Another of the features found in Cobham’s EFIS that is especially beneficial to North Slope’s operations is its night vision goggle compatibility. "It’s a big black hole up here in the wintertime. There’s little to define the landscape around here," Benson explained. "Night vision goggles are probably one of the most useful tools up here for us. With them we can spot a target 10 miles off."
"I have not flown with the NVG and the Cobham displays, but one of our guys has and I didn’t hear any complaints," he said. "We won’t get a real feel for them until winter hits."
From its advanced Cobham EFIS to its fiber-optic gyros, extended range fuel tanks and host of other features, the nearly 30-year old N401ES is arguably the most capable Bell 412 in Alaska. But even with its kicked-up abilities, Benson emphasizes that safety is, above all, the number one priority. "This is the kind of environment that you cannot take a cowboy approach to anything," he cautioned. "If you do, somebody is going to get hurt. We’re not in the business of hurting people."
"I put a lot of responsibility on our PICs here to decide whether they are going to go or not," Benson said. "Even though our attitude is to always go, you have to keep things in perspective — the weather, the mission, the ability of the aircraft and crew."
"I remind my guys that they are flying out in their own means of rescue. If they have a problem they’ll have to wait for the guys to come in snow machines or four-wheelers to pick them up," he said.
As one would guess, consistent training is part of the North Slope’s safety culture. All the pilots rotate to FlightSafety every six months and they complement that with constant in-house training. "We have simulators for the fixed-wing here and we do quite a bit of flight training in our aircraft," Benson explained. "I do all the training in the helicopters and the King Air. There’s no theoretical stuff out here on the Slope — we go out and practice it in the real world."

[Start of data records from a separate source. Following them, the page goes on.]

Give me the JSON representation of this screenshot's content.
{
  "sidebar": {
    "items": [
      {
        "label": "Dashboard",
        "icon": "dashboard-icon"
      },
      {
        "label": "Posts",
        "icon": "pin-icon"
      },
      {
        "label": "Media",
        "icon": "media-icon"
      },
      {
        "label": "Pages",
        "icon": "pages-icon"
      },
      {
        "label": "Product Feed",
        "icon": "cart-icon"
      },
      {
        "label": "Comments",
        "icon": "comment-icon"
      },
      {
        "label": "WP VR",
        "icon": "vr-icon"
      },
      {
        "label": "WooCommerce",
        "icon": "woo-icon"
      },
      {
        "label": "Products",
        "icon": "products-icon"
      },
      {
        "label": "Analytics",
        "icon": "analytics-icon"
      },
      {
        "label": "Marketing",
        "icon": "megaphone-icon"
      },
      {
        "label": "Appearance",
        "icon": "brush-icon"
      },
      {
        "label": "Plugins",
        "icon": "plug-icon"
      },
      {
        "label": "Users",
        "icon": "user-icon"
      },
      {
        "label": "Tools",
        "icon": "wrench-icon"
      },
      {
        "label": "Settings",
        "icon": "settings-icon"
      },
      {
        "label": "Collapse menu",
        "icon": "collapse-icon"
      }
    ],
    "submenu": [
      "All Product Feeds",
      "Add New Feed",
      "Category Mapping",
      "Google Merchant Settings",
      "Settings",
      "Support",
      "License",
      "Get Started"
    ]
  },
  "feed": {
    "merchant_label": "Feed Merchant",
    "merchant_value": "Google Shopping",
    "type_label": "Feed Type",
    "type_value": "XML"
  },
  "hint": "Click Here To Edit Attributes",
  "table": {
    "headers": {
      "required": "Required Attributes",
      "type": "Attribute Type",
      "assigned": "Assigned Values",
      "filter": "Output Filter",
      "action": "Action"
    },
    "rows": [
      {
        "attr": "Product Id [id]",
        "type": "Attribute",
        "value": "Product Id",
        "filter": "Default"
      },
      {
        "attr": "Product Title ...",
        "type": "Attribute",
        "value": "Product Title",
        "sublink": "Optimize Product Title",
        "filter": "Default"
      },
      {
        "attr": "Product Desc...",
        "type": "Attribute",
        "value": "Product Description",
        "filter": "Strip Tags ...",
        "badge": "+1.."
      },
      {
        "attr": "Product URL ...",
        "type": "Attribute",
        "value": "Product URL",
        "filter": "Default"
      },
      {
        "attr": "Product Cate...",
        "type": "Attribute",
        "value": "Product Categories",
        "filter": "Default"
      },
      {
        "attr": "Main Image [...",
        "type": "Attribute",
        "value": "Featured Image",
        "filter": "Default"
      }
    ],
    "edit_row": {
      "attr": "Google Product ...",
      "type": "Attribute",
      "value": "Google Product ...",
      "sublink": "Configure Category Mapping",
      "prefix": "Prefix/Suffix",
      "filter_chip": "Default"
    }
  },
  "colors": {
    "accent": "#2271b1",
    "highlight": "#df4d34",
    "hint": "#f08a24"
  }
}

Benson said that although they haven’t experienced an Alaskan winter with N401ES, he’s confident that all the upgrades will solve their chronic mechanical problems and give them the high level of reliability and dispatchability that they need to serve the Borough’s residents.
In fact, North Slope is planning to send their other Bell 412, N402ES, to Arrow Aviation for its Cobham upgrade just about the time this story goes to print, and that they are seriously considering a similar upgrade for their King Air.
But Benson isn’t rushing things. "We want to get some cold weather experience with the installation and make sure it will work like we expect it to before we send the other helicopter down to Louisiana," he said.
While Benson and his entire team are really happy with the performance they’ve experienced with their ‘new’ 412 and its various upgrades, one part of the whole process has turned out to be quite beneficial, and it wasn’t part of the project. "Greg [Schmidt] did not have to do what he did — ride all the way from Arrow up to Barrow and then spend an extra week here training our guys," Benson said. "Had it not been for that, I don’t think we would be as far along as we are with our learning curve. What he did was immeasurable really. We greatly appreciate it. I think that’s why our attitude towards Cobham is so positive."
(NOTE: Before our sharp-eyed readers start dropping notes to the editor, the EFIS photo with the story has Chelton on the bezel. Chelton is now part of the Cobham Avionics group and these units do not reflect the name change.)